Software interrupt preemption problems

From: Aurélien CAZUC <aurelien.cazuc_at_stormshield.eu>
Date: Tue, 28 Sep 2021 13:17:04 UTC
Hi, 

We have encountered a problem with the netisr system 

Context: 

The used scheduler is ULE 

We are using the netisr to poll packets on network cards: at each swi tick, 
we poll a given number of packets from the card (16 for the moment) and 
process them 

We run a network trafic of 400k packets per second through the machine and 
the network card does have 4096 packets in the buffer (around 10 ms of traffic) 

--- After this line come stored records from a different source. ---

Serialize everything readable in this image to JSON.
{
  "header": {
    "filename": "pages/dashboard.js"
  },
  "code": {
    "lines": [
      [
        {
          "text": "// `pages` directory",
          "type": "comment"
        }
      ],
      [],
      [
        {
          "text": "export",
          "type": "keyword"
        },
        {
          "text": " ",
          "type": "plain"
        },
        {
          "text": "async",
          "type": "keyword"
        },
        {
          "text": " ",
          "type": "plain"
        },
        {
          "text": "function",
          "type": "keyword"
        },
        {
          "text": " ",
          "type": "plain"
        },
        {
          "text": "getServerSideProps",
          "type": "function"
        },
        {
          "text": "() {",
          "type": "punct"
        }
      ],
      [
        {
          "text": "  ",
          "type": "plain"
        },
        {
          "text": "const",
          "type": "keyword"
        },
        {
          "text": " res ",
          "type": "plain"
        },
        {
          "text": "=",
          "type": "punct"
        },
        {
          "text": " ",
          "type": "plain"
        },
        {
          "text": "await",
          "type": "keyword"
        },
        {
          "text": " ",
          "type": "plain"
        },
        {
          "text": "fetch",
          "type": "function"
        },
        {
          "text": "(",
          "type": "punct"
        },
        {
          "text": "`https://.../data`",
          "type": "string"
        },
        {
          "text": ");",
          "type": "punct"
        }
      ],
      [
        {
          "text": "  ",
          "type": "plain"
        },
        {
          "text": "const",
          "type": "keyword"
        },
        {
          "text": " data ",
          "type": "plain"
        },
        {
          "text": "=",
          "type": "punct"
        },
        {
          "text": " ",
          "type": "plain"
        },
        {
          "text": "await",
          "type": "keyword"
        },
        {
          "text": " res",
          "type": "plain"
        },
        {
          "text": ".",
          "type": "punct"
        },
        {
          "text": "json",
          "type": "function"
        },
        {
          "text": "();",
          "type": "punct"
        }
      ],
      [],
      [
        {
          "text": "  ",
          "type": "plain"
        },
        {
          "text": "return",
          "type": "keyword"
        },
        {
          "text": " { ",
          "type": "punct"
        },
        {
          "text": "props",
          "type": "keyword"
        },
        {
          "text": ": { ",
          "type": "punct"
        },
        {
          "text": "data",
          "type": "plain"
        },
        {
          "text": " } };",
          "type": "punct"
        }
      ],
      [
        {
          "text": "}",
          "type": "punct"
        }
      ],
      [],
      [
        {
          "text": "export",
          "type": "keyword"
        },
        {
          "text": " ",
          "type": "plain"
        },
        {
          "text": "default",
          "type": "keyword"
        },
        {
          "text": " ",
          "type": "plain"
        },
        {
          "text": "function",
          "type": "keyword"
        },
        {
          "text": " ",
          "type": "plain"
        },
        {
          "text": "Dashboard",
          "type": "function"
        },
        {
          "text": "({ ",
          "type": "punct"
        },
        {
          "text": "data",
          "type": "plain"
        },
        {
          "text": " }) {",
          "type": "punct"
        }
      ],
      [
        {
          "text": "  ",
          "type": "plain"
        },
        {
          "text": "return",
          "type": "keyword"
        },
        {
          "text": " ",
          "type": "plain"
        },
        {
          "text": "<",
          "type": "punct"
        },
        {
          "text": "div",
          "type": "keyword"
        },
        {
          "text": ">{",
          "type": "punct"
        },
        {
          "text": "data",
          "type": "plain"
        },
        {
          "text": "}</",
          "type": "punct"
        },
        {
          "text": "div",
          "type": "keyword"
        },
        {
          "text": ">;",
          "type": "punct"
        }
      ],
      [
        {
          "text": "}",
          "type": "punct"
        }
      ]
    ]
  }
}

the sysctl kern.hz is set to 8000 
the sysctl kern.sched.preemption is set to 1 
the PREEMPTION option is enabled 


Problem: 

When the netisr doesn't have any work to do, the idle thread wakes up and takes 
the hand, allowing any userland process to execute 

Then, a userland process takes the hand, but because of the priority lending 
mechanism, the process might have taken the netisr priority when it was running 
on another CPU while the netisr was running (i.e.: the userland process might 
send some packets causing a concurrent lock access with the netisr) 

The problem appears on the next hz tick: the netisr asks for a schedule but 
because the current process "stole" the priority, the netisr can't preempt 
the process, and because the preemption isn't reevaluated until the userland 
process does a sysctl or the scheduler time slice has ended, the userland 
might keep the hand for a long time (a few tens of thousands of milliseconds 
until the time slice end), causing buffer exhaustion on the network card 

We added some debug with KTR and saw that the userland process loses his priority 
escalation after a while (a few hz ticks), making the netisr process the highest 
priority of the run queue, but because the scheduler doesn't reevaluate the 
preemption, the netisr doesn't preempt the userland process 


Fix proposal: 

We patched kern_intr to force the scheduler to reevalute the preemption when the 
swi should have asked for a schedule but is already in the run queue 

static int 
intr_event_schedule_thread(struct intr_event *ie, struct trapframe *frame) 
{ 
struct intr_entropy entropy; 
struct intr_thread *it; 
struct thread *td; 
struct thread *ctd; 

/* 
* If no ithread or no handlers, then we have a stray interrupt. 
*/ 
if (ie == NULL || CK_SLIST_EMPTY(&ie->ie_handlers) || 
ie->ie_thread == NULL) 
return (EINVAL); 

ctd = curthread; 
it = ie->ie_thread; 
td = it->it_thread; 

/* 
* If any of the handlers for this ithread claim to be good 
* sources of entropy, then gather some. 
*/ 
if (ie->ie_hflags & IH_ENTROPY) { 
entropy.event = (uintptr_t)ie; 
entropy.td = ctd; 
random_harvest_queue(&entropy, sizeof(entropy), RANDOM_INTERRUPT); 
} 

KASSERT(td->td_proc != NULL, ("ithread %s has no process", ie->ie_name)); 

/* 
* Set it_need to tell the thread to keep running if it is already 
* running. Then, lock the thread and see if we actually need to 
* put it on the runqueue. 
* 
* Use store_rel to arrange that the store to ih_need in 
* swi_sched() is before the store to it_need and prepare for 
* transfer of this order to loads in the ithread. 
*/ 
atomic_store_rel_int(&it->it_need, 1); 
thread_lock(td); 
if (TD_AWAITING_INTR(td)) { 
#ifdef HWPMC_HOOKS 
it->it_waiting = 0; 
if (PMC_HOOK_INSTALLED_ANY()) 
PMC_SOFT_CALL_INTR_HLPR(schedule, frame); 
#endif 
CTR3(KTR_INTR, "%s: schedule pid %d (%s)", __func__, td->td_proc->p_pid, 
td->td_name); 
TD_CLR_IWAIT(td); 
sched_add(td, SRQ_INTR); 
} else { 
#ifdef HWPMC_HOOKS 
it->it_waiting++; 
if (PMC_HOOK_INSTALLED_ANY() && 
(it->it_waiting >= intr_hwpmc_waiting_report_threshold)) 
PMC_SOFT_CALL_INTR_HLPR(waiting, frame); 
#endif 
CTR5(KTR_INTR, "%s: pid %d (%s): it_need %d, state %d", 
__func__, td->td_proc->p_pid, td->td_name, it->it_need, TD_GET_STATE(td)); 
+ thread_lock(ctd); 
+ sched_setpreempt(td); 
+ thread_unlock(ctd); 
thread_unlock(td); 
} 

return (0); 
} 

We would like to know if this patch does look correct to you and if so, if 
we should make a PR 

Thanks